Freud defined psychoanalysis as a form of therapy, a mode of observation and inquiry, and a theoretical system. However, his passion lay primarily in psychoanalysis as a mode of scientific investigation. Psychoanalytic theory is based on Freud’s image of the individual and his notion of psychic reality. The individual’s perception and conception of the self, the other, and the world in which he or she resides are by and large illusory. The individual is presented as profane, irrational, self-deceptive, narcissistic, power hungry, and the slave of the most primitive desires. This is the image of the decentered man, and is perhaps one reason for Freud’s popularity among postmodernists. According to psychoanalytic theory, the ground on which the individual   stands   is   paved   with uncertainty, and the reality to which he or she appeals is highly suspect. The past is a reconstruction, the memory is a perception, and the perception is a fantasy. The person’s conviction of the validity of recall is much more important than its factual authenticity. As with symbolic interaction theory, Freud was concerned not with the ”real” situation but with the individual’s interpretations of it. Deconstructing such interpretations is the goal of psychoanalysis. Although psychoanalysis has gone through profound changes since Freud, it continues to remain an elegant mode of listening to a patient or reading a text. Contrary to other psychotherapeutic techniques, the analyst does not ask the patient to change, to give up his symptoms, to be normal, to adapt or behave in a particular way. The analyst is not to have any desire or plan for the patient but to help him discover his own desires rather than being the slave to others’ demands. The desired outcome of a successful psychoanalytic treatment is a person who has few skeletons in his or her unconscious closet and is free to think, feel and act in the stage of life. Psychoanalytic treatment evolves primarily around the analysis of transference. Transference is what the patient brings to the analytic situation. It is the patient’s characteristic mode of conflict, perception, expectation, object relation, or definitions of situations. These internalized patterns of conflict, object relation, and expectation tend to constrain the individual’s external relations and to create problems that must be worked through.

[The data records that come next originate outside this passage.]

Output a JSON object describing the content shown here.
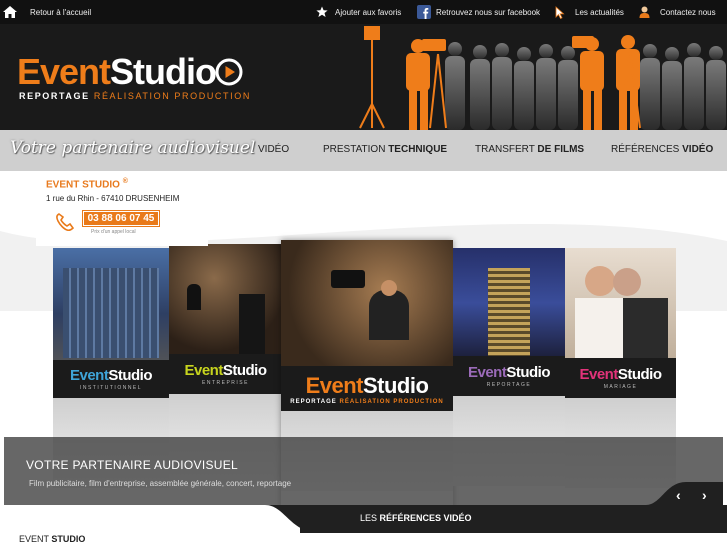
{
  "topbar": {
    "home": "Retour à l'accueil",
    "favorites": "Ajouter aux favoris",
    "facebook": "Retrouvez nous sur facebook",
    "news": "Les actualités",
    "contact": "Contactez nous"
  },
  "header": {
    "logo_part1": "Event",
    "logo_part2": "Studio",
    "tagline_1": "REPORTAGE",
    "tagline_2": "RÉALISATION",
    "tagline_3": "PRODUCTION"
  },
  "nav": {
    "slogan": "Votre partenaire audiovisuel",
    "video": "VIDÉO",
    "prestation_a": "PRESTATION",
    "prestation_b": "TECHNIQUE",
    "transfert_a": "TRANSFERT",
    "transfert_b": "DE FILMS",
    "references_a": "RÉFÉRENCES",
    "references_b": "VIDÉO"
  },
  "address": {
    "company": "EVENT STUDIO",
    "registered": "®",
    "street": "1 rue du Rhin - 67410 DRUSENHEIM",
    "phone": "03 88 06 07 45",
    "phone_note": "Prix d'un appel local"
  },
  "gallery": {
    "brand_event": "Event",
    "brand_studio": "Studio",
    "panels": [
      {
        "sub": "INSTITUTIONNEL"
      },
      {
        "sub": "ENTREPRISE"
      },
      {
        "sub": "REPORTAGE"
      },
      {
        "sub": "MARIAGE"
      }
    ],
    "center_tagline_1": "REPORTAGE",
    "center_tagline_2": "RÉALISATION",
    "center_tagline_3": "PRODUCTION"
  },
  "caption": {
    "title": "VOTRE PARTENAIRE AUDIOVISUEL",
    "description": "Film publicitaire, film d'entreprise, assemblée générale, concert, reportage"
  },
  "refbar": {
    "label_a": "LES",
    "label_b": "RÉFÉRENCES VIDÉO"
  },
  "footer": {
    "label_a": "EVENT",
    "label_b": "STUDIO"
  },
  "colors": {
    "accent": "#ef7d1a",
    "dark": "#1a1a1a",
    "nav_bg": "#cfcfcf"
  }
}
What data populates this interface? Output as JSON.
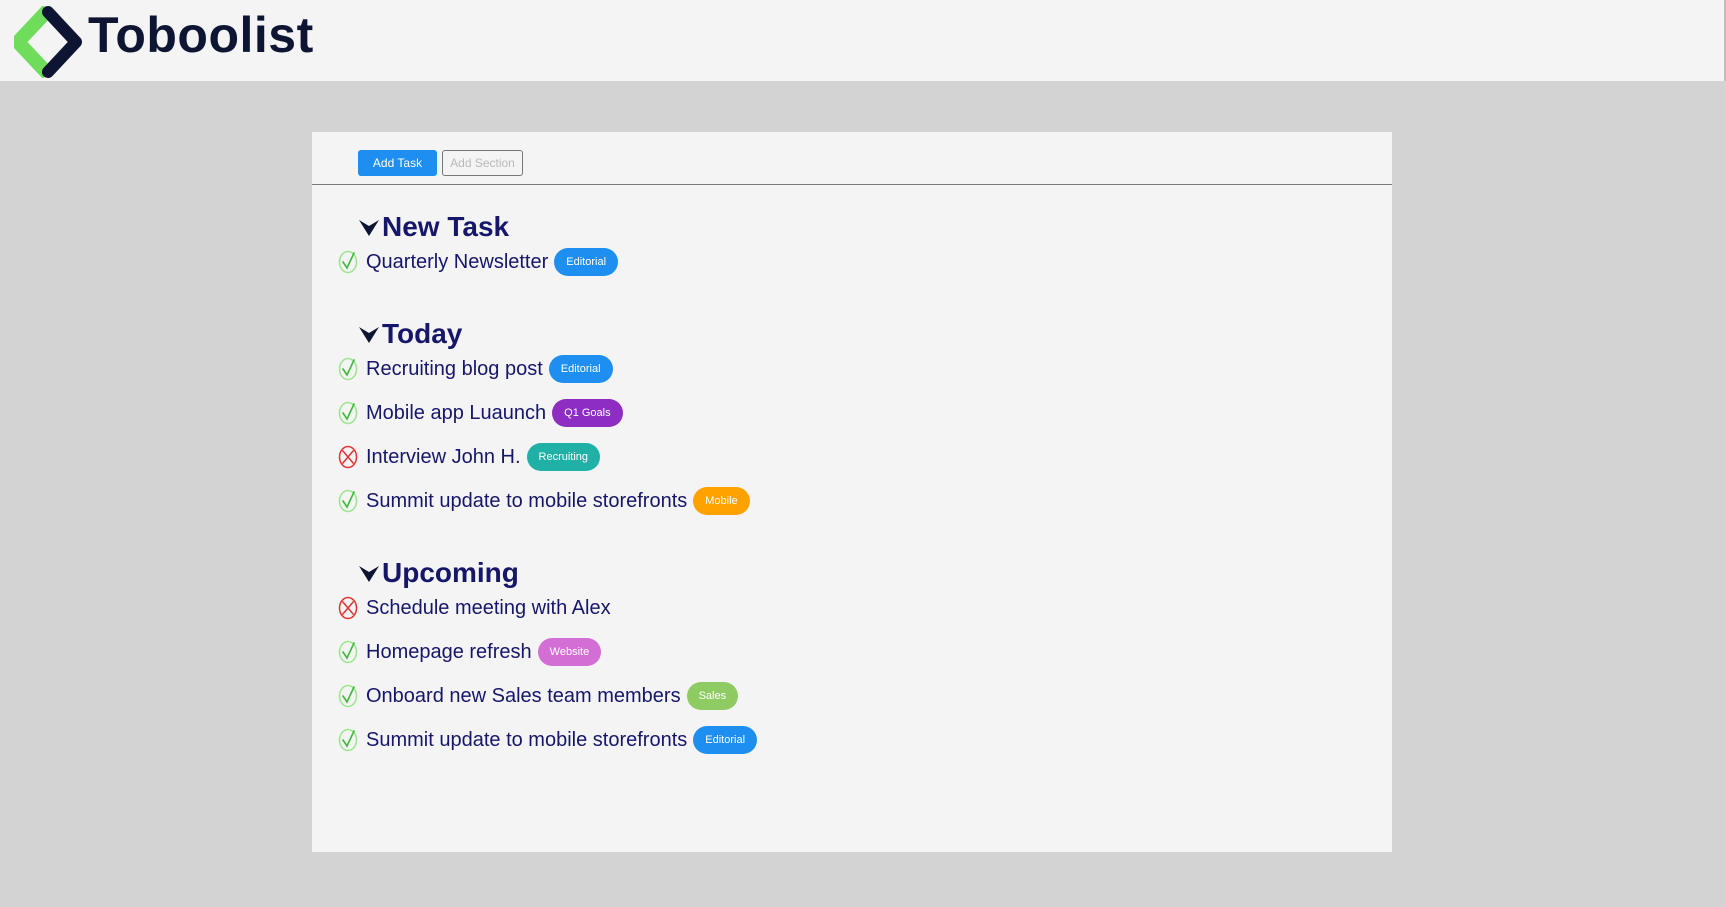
{
  "app": {
    "logo_text": "Toboolist",
    "logo_icon": "diamond-chevron-logo",
    "colors": {
      "logo_green": "#6fdc5b",
      "logo_dark": "#0d1533"
    }
  },
  "toolbar": {
    "add_task_label": "Add Task",
    "add_section_label": "Add Section"
  },
  "sections": [
    {
      "title": "New Task",
      "tasks": [
        {
          "text": "Quarterly Newsletter",
          "status": "done",
          "tag": "Editorial",
          "tag_color": "#1e8ff0"
        }
      ]
    },
    {
      "title": "Today",
      "tasks": [
        {
          "text": "Recruiting blog post",
          "status": "done",
          "tag": "Editorial",
          "tag_color": "#1e8ff0"
        },
        {
          "text": "Mobile app Luaunch",
          "status": "done",
          "tag": "Q1 Goals",
          "tag_color": "#8e2dc2"
        },
        {
          "text": "Interview John H.",
          "status": "failed",
          "tag": "Recruiting",
          "tag_color": "#1fb0a6"
        },
        {
          "text": "Summit update to mobile storefronts",
          "status": "done",
          "tag": "Mobile",
          "tag_color": "#ffa200"
        }
      ]
    },
    {
      "title": "Upcoming",
      "tasks": [
        {
          "text": "Schedule meeting with Alex",
          "status": "failed",
          "tag": "",
          "tag_color": ""
        },
        {
          "text": "Homepage refresh",
          "status": "done",
          "tag": "Website",
          "tag_color": "#d36ed4"
        },
        {
          "text": "Onboard new Sales team members",
          "status": "done",
          "tag": "Sales",
          "tag_color": "#8fcb63"
        },
        {
          "text": "Summit update to mobile storefronts",
          "status": "done",
          "tag": "Editorial",
          "tag_color": "#1e8ff0"
        }
      ]
    }
  ],
  "status_icons": {
    "done": "check-circle-icon",
    "failed": "x-circle-icon"
  }
}
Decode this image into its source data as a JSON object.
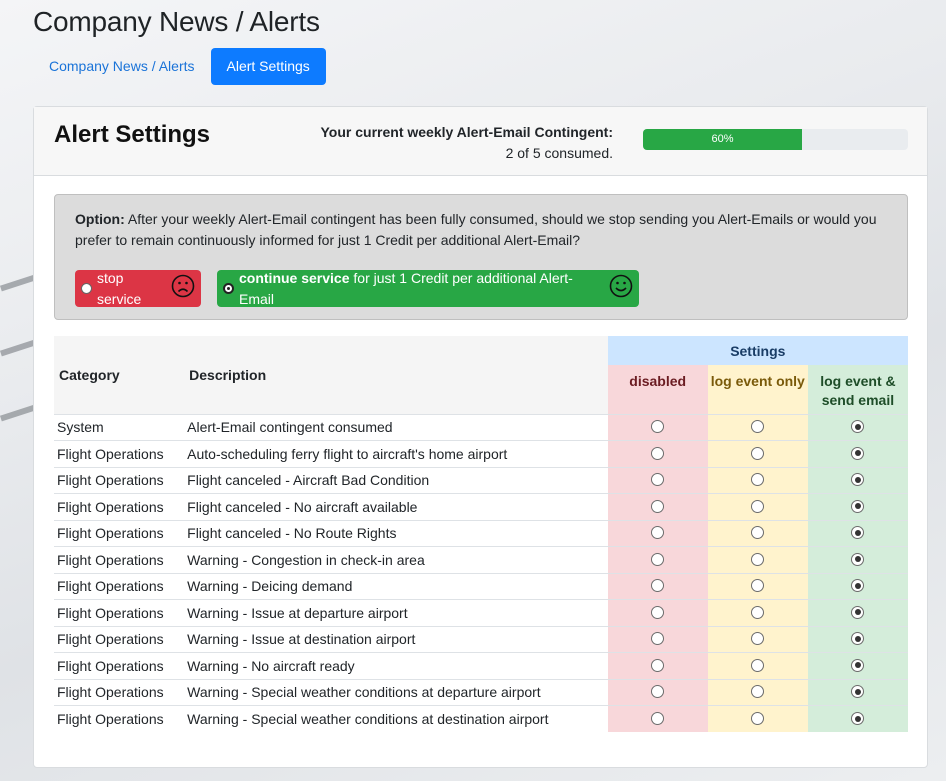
{
  "page": {
    "title": "Company News / Alerts"
  },
  "nav": [
    {
      "label": "Company News / Alerts",
      "active": false
    },
    {
      "label": "Alert Settings",
      "active": true
    }
  ],
  "card": {
    "title": "Alert Settings",
    "contingent_label": "Your current weekly Alert-Email Contingent:",
    "contingent_status": "2 of 5 consumed.",
    "progress": {
      "text": "60%",
      "percent": 60
    }
  },
  "option": {
    "label": "Option:",
    "text": "After your weekly Alert-Email contingent has been fully consumed, should we stop sending you Alert-Emails or would you prefer to remain continuously informed for just 1 Credit per additional Alert-Email?",
    "stop_label": "stop service",
    "continue_bold": "continue service",
    "continue_rest": " for just 1 Credit per additional Alert-Email",
    "selected": "continue"
  },
  "table": {
    "headers": {
      "category": "Category",
      "description": "Description",
      "settings": "Settings",
      "disabled": "disabled",
      "log_only": "log event only",
      "log_email": "log event & send email"
    },
    "rows": [
      {
        "category": "System",
        "description": "Alert-Email contingent consumed",
        "setting": "log_email"
      },
      {
        "category": "Flight Operations",
        "description": "Auto-scheduling ferry flight to aircraft's home airport",
        "setting": "log_email"
      },
      {
        "category": "Flight Operations",
        "description": "Flight canceled - Aircraft Bad Condition",
        "setting": "log_email"
      },
      {
        "category": "Flight Operations",
        "description": "Flight canceled - No aircraft available",
        "setting": "log_email"
      },
      {
        "category": "Flight Operations",
        "description": "Flight canceled - No Route Rights",
        "setting": "log_email"
      },
      {
        "category": "Flight Operations",
        "description": "Warning - Congestion in check-in area",
        "setting": "log_email"
      },
      {
        "category": "Flight Operations",
        "description": "Warning - Deicing demand",
        "setting": "log_email"
      },
      {
        "category": "Flight Operations",
        "description": "Warning - Issue at departure airport",
        "setting": "log_email"
      },
      {
        "category": "Flight Operations",
        "description": "Warning - Issue at destination airport",
        "setting": "log_email"
      },
      {
        "category": "Flight Operations",
        "description": "Warning - No aircraft ready",
        "setting": "log_email"
      },
      {
        "category": "Flight Operations",
        "description": "Warning - Special weather conditions at departure airport",
        "setting": "log_email"
      },
      {
        "category": "Flight Operations",
        "description": "Warning - Special weather conditions at destination airport",
        "setting": "log_email"
      }
    ]
  },
  "icons": {
    "stop_face": "sad-face-icon",
    "continue_face": "happy-face-icon"
  },
  "colors": {
    "primary": "#0d7bff",
    "success": "#28a745",
    "danger": "#dc3545",
    "settings_header": "#cce5ff",
    "disabled_bg": "#f8d7da",
    "log_bg": "#fff3cd",
    "email_bg": "#d4edda"
  }
}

The methodological debates in psychoanalysis today are reminiscent of those in psychology and sociology almost a half century ago. A lively debate is in progress in psychoanalysis between those who call themselves ”natural” scientists and those who maintain that psychoanalysis is inherently interpretive and hermeneutic and should be studied with that fact in mind. There are also those who agree with the interpretive tradition, but maintain that psychoanalysis goes beyond the hermeneutic method in that the impact of interpretation can be subjected to empirical study. Since psychoanalytic data consist of emotional exchanges in the analytic situation, the primary method of investigation in psychoanalysis remains participant observation and case study.

Bibliography:

  1. Freud,    (1957)  [1904]  Psychoanalytic procedure. In: Strachey, J. (ed. and trans.), Standard Edition of the Complete Psychological Works of Sigmund Freud, vol. 7. Hogarth Press, London, pp. 249-56.
  2. Gill, M. (1994) Psychoanalysis in Transition. Analytic Press, Hillsdale, NJ.
  3. Movahedi, S. and Wagner, A. (2005) The ”voice” of the analysand and the ”subject” of diagnosis. Contemporary Psychoanalysis 41 (2): 281-305.